「お母さんにバレなかった?」

「うん、多分。那月ちゃんのご両親によろしくって」

泰輝に預けたままの紙袋を指差す。

「まったく、那月ちゃんも柚歌も不良娘だよなぁ」

「人ごとみたいに言ってるけど、バレた時は泰輝も同罪だからね」

「あーあ。なんか俺、お盆休み帰るのが怖くなってきた」

軽口を叩き合いながら五分程歩くと、それなりに年季の入った三階建てのアパートに辿り着いた。階段を上がって二階の一番奥の部屋の前まで来ると、泰輝はもうすっかり慣れた様子で、鍵を開けた。

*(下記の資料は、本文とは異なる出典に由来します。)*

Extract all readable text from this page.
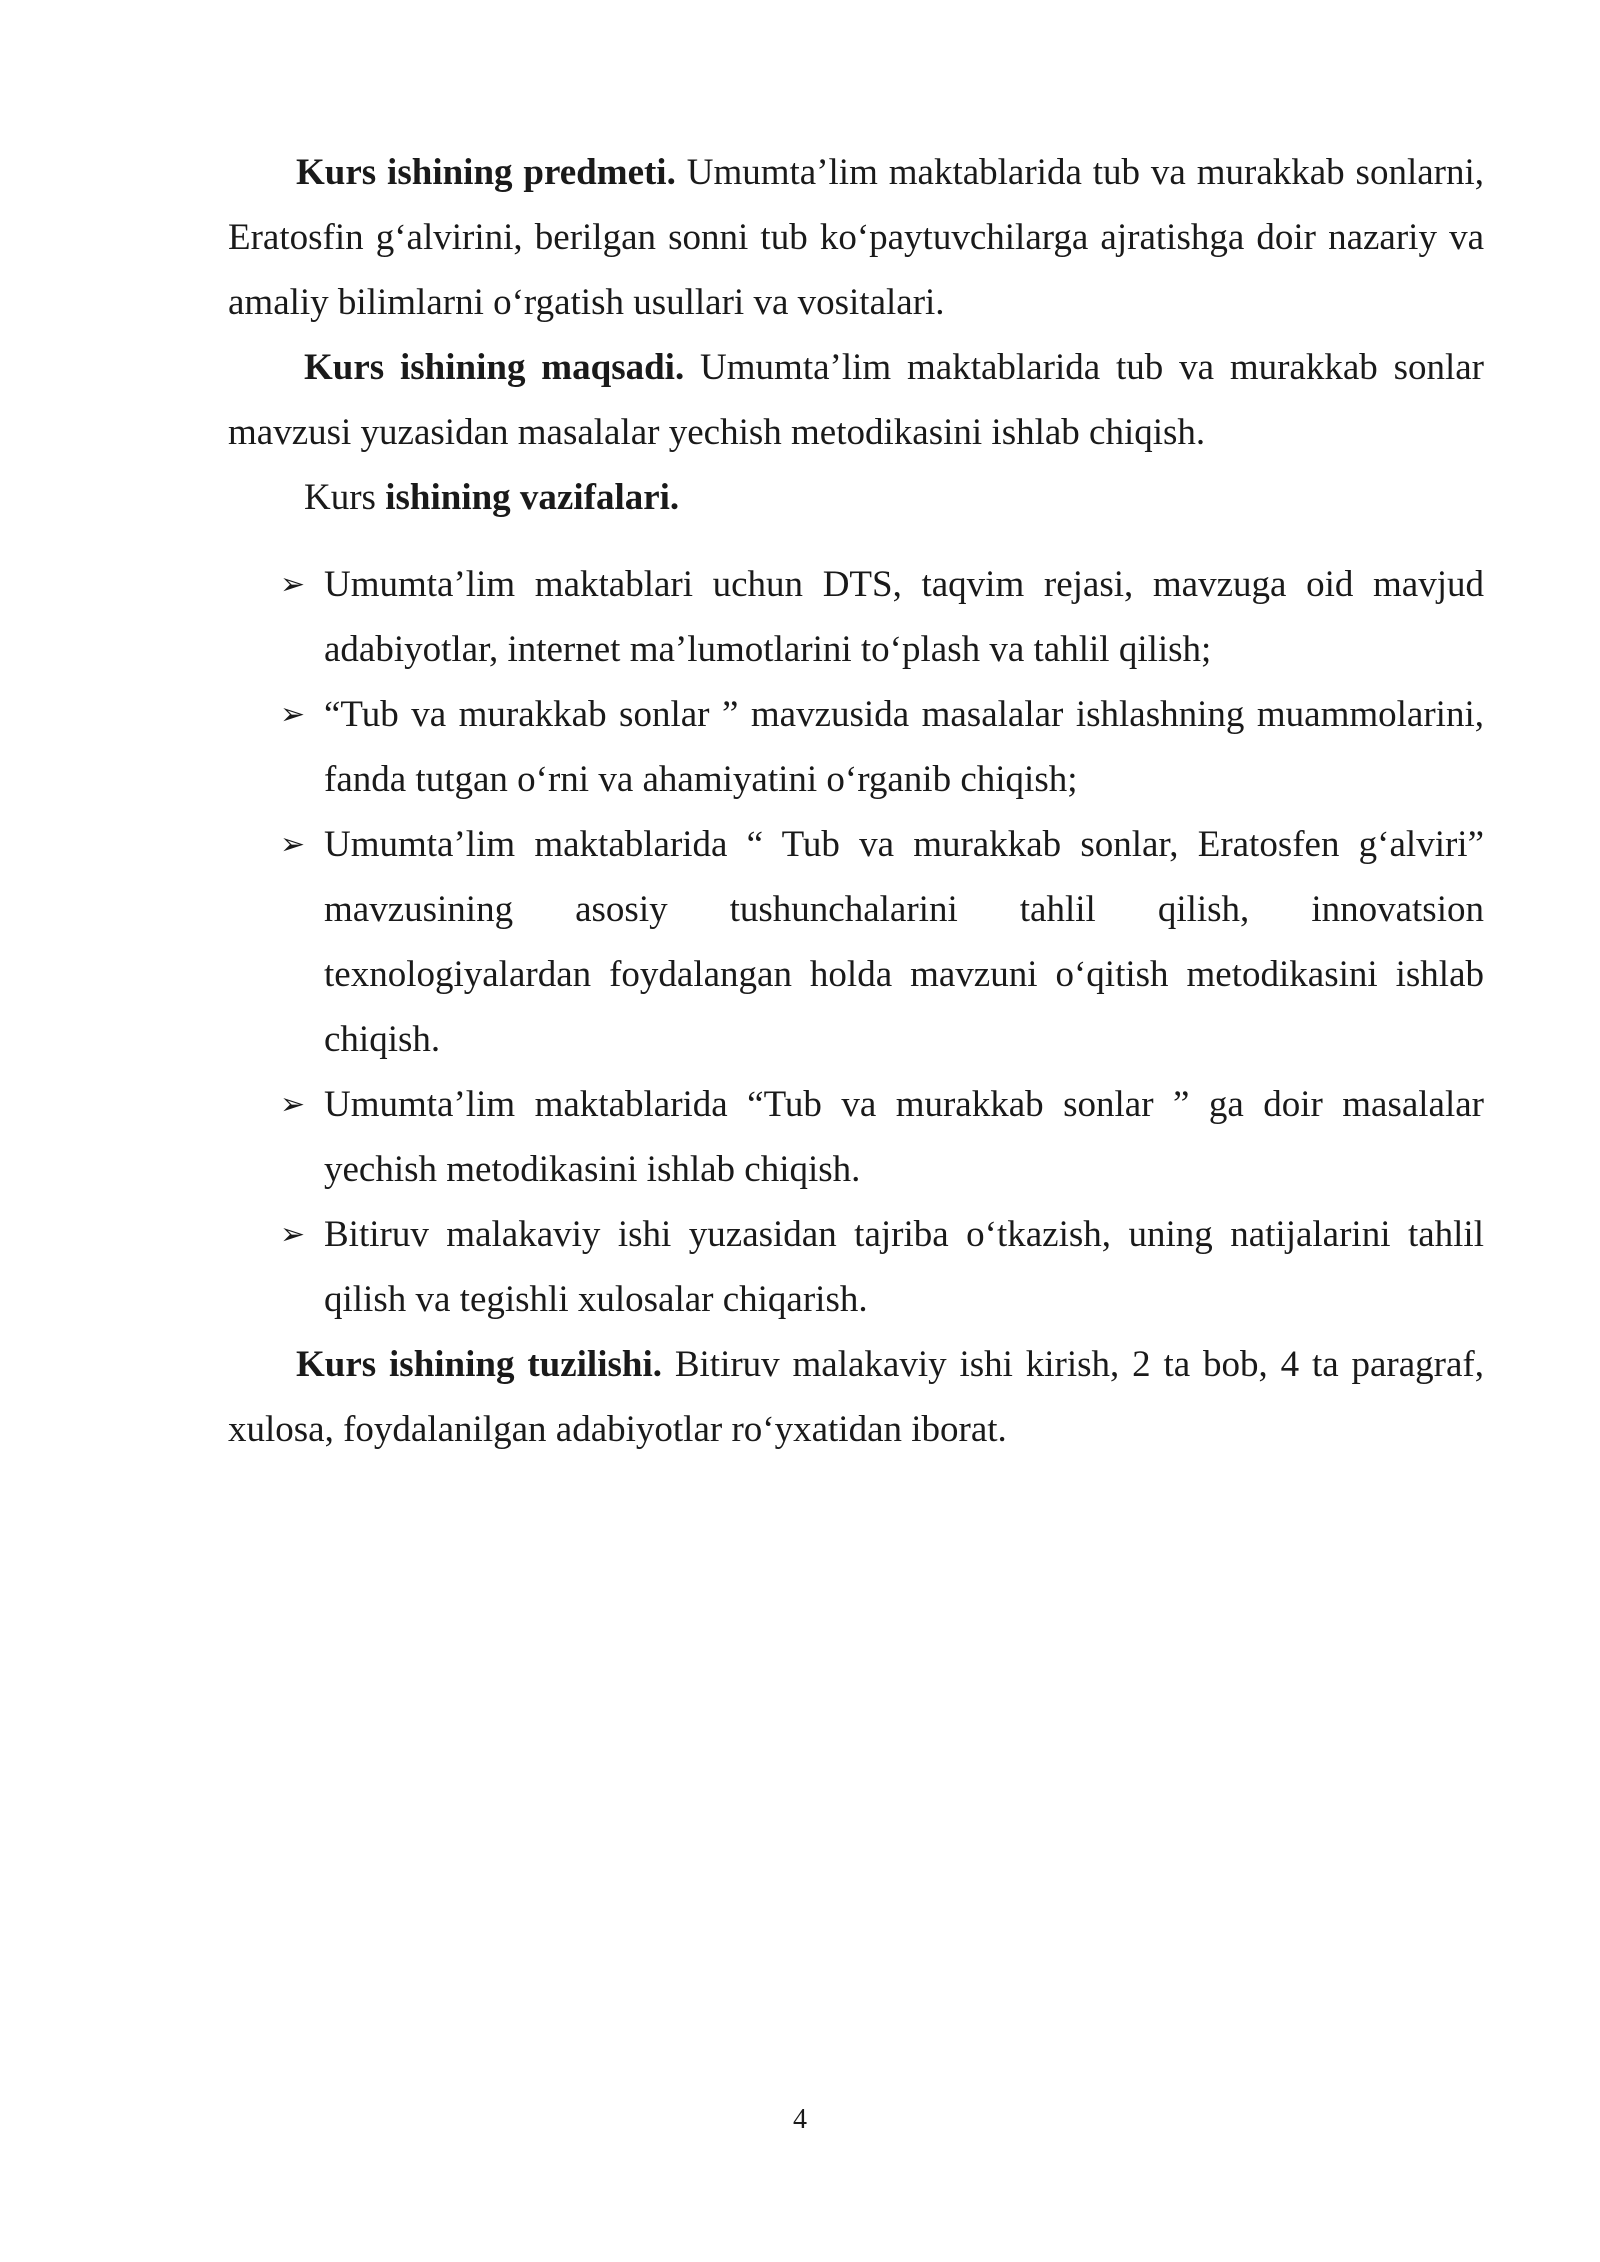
Kurs ishining predmeti. Umumta’lim maktablarida tub va murakkab sonlarni, Eratosfin g‘alvirini, berilgan sonni tub ko‘paytuvchilarga ajratishga doir nazariy va amaliy bilimlarni o‘rgatish usullari va vositalari.

Kurs ishining maqsadi. Umumta’lim maktablarida tub va murakkab sonlar mavzusi yuzasidan masalalar yechish metodikasini ishlab chiqish.

Kurs ishining vazifalari.

➢ Umumta’lim maktablari uchun DTS, taqvim rejasi, mavzuga oid mavjud adabiyotlar, internet ma’lumotlarini to‘plash va tahlil qilish;
➢ “Tub va murakkab sonlar ” mavzusida masalalar ishlashning muammolarini, fanda tutgan o‘rni va ahamiyatini o‘rganib chiqish;
➢ Umumta’lim maktablarida “ Tub va murakkab sonlar, Eratosfen g‘alviri” mavzusining asosiy tushunchalarini tahlil qilish, innovatsion texnologiyalardan foydalangan holda mavzuni o‘qitish metodikasini ishlab chiqish.
➢ Umumta’lim maktablarida “Tub va murakkab sonlar ” ga doir masalalar yechish metodikasini ishlab chiqish.
➢ Bitiruv malakaviy ishi yuzasidan tajriba o‘tkazish, uning natijalarini tahlil qilish va tegishli xulosalar chiqarish.

Kurs ishining tuzilishi. Bitiruv malakaviy ishi kirish, 2 ta bob, 4 ta paragraf, xulosa, foydalanilgan adabiyotlar ro‘yxatidan iborat.

4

新しい家具や家電が必要最低限置かれた1Kの部屋には、生活感はあまり無い。
ゴミ箱からはみ出しているコンビニ弁当の容器を見つけ、それも腑に落ちた。

唯一見覚えのあった小さな折り畳みテーブルの横で腰を下ろした時、部屋の隅に飾られたツーショット写真に気がついて、思わず口元が緩んだ。

「柚歌はそこでゆっくりしてていいよ。昼飯は俺が作るから」

冷蔵庫で冷えていた麦茶をグラスに注いでテーブルに置くと、泰輝は再びキッチンに戻っていった。